A Petrobras iniciou sua participação no mercado internacional de gás natural liquefeito (GNL). A estatal anunciou investimentos de US$ 2 bilhões no projeto Mariscal Sucre de produção de gás na Venezuela. A proposta foi apresentada à estatal venezuelana PDVSA e há uma expectativa consolidada na diretoria da estatal brasileira de que o contrato entre as duas partes seja assinado até dezembro.
É um aporte bem diferenciado do planejamento estratégico anunciado pela Petrobras para os próximos cinco anos. A diretoria internacional da empresa comunicou que os maiores investimentos em exploração e produção (“os mais caros”, segundo o diretor da área, Nestor Cerveró) serão feitos nos EUA e África. A América do Sul (menos a Venezuela) deverá receber investimentos da Petrobras, entre 2006 e 2011, da ordem de US$ 2,8 bilhões, frente aos US$ 5,4 bilhões previstos para África e EUA. Outros US$ 3,9 bilhões deste planejamento estão destinados à compra de refinarias na Europa, Ásia e também nos EUA.
O plano de negócios anunciado revela mudança de rumo para os investimentos da Petrobras. O diretor Cerveró assegurou que a empresa passa a dar “maior atenção ao Golfo do México e à África do que à América do Sul”. Nos últimos cinco anos, o aporte externo na Petrobras concentrou-se na América do Sul, 44% do total no período. Para o próximo qüinqüênio os vizinhos sul-americanos ficam com apenas 23% dos aportes propostos.
O investimento no GNL venezuelano entrou neste planejamento estratégico já em execução.

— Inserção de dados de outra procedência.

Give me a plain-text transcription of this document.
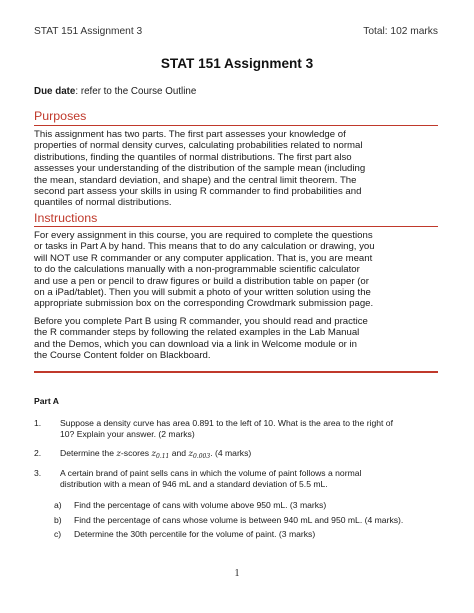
STAT 151 Assignment 3	Total: 102 marks
STAT 151 Assignment 3
Due date: refer to the Course Outline
Purposes
This assignment has two parts. The first part assesses your knowledge of
properties of normal density curves, calculating probabilities related to normal
distributions, finding the quantiles of normal distributions. The first part also
assesses your understanding of the distribution of the sample mean (including
the mean, standard deviation, and shape) and the central limit theorem. The
second part assess your skills in using R commander to find probabilities and
quantiles of normal distributions.
Instructions
For every assignment in this course, you are required to complete the questions
or tasks in Part A by hand. This means that to do any calculation or drawing, you
will NOT use R commander or any computer application. That is, you are meant
to do the calculations manually with a non-programmable scientific calculator
and use a pen or pencil to draw figures or build a distribution table on paper (or
on a iPad/tablet). Then you will submit a photo of your written solution using the
appropriate submission box on the corresponding Crowdmark submission page.
Before you complete Part B using R commander, you should read and practice
the R commander steps by following the related examples in the Lab Manual
and the Demos, which you can download via a link in Welcome module or in
the Course Content folder on Blackboard.
Part A
1. Suppose a density curve has area 0.891 to the left of 10. What is the area to the right of
10? Explain your answer. (2 marks)
2. Determine the z-scores $z_{0.11}$ and $z_{0.003}$. (4 marks)
3. A certain brand of paint sells cans in which the volume of paint follows a normal
distribution with a mean of 946 mL and a standard deviation of 5.5 mL.
a) Find the percentage of cans with volume above 950 mL. (3 marks)
b) Find the percentage of cans whose volume is between 940 mL and 950 mL. (4 marks).
c) Determine the 30th percentile for the volume of paint. (3 marks)
1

A decisão se justifica, segundo Cerveró, pela tendência de que o gás se torne “tão valorizado quanto o petróleo”. Vale notar que o mesmo projeto aberto para investimento da Petrobras foi negociado até o início de 2005 com a Shell, mas desde então as negociações foram repassadas para a Petrobras, por intermédio de convênios negociados por Brasília e Caracas.
Em fevereiro de 2005, os dois países assinaram vários acordos para desenvolverem projetos comuns na área petrolífera, petroquímica, mineração e infra-estrutura. Nesse momento, os esforços de negociação na área de energia foram apresentados como uma “união estratégica”. Em dezembro de 2005, os presidentes Lula e Hugo Chávez lançaram o projeto de construção de uma refinaria de óleo pesado em Suape, Pernambuco, construída em parceria entre a PDVSA e a Petrobras. Porém, este projeto não avançou como previsto.
De fato, nos últimos meses, Caracas abriu portas para o programa do álcool brasileiro, confirmando início de integração produtiva para janeiro de 2007. Há, inclusive, propostas já bem avançadas de colaboração venezuelana na produção de bioodiesel, com projetos sempre acoplados à PDVSA. Não há estimativas do volume de álcool e biodiesel a ser produzido em território venezuelano, mas a integração avançou até com a compra, pela estatal de Caracas, de duas usinas de álcool da Dedini (capacidade de 8,5 milhões de litros cada uma), negócio importante por ser a primeira usina comprada por petroleira. A previsão de entrega da primeira usina é junho de 2007.
No entanto, desde fevereiro deste ano a Venezuela adotou legislação bem mais rígida no que diz respeito ao controle do Estado sobre o setor de energia. Os contratos e joint-ventures assinados anteriormente foram reenquadrados para os novos termos da legislação, implicando sensíveis perdas para vários investidores, inclusive Petrobras.
Apesar da integração plena da Venezuela no Mercosul, apesar dos anúncios de projetos energéticos desde os campos venezuelanos de gás e óleo até centros consumidores na Argentina, é fato que há significativos componentes de insegurança para investimentos na Venezuela.
A Petrobras, uma companhia de capital aberto, deve justificar melhor a decisão de aportes tão grandes naquele país, depois das tensões enfrentadas pela estatal brasileira em Caracas. Se a decisão estava bem sustentada economicamente, o mercado também precisa saber. Por enquanto, há mais dúvidas do que informações concretas para este adendo, na direção do gás venezuelano, no plano de negócios qüinqüenal da Petrobras.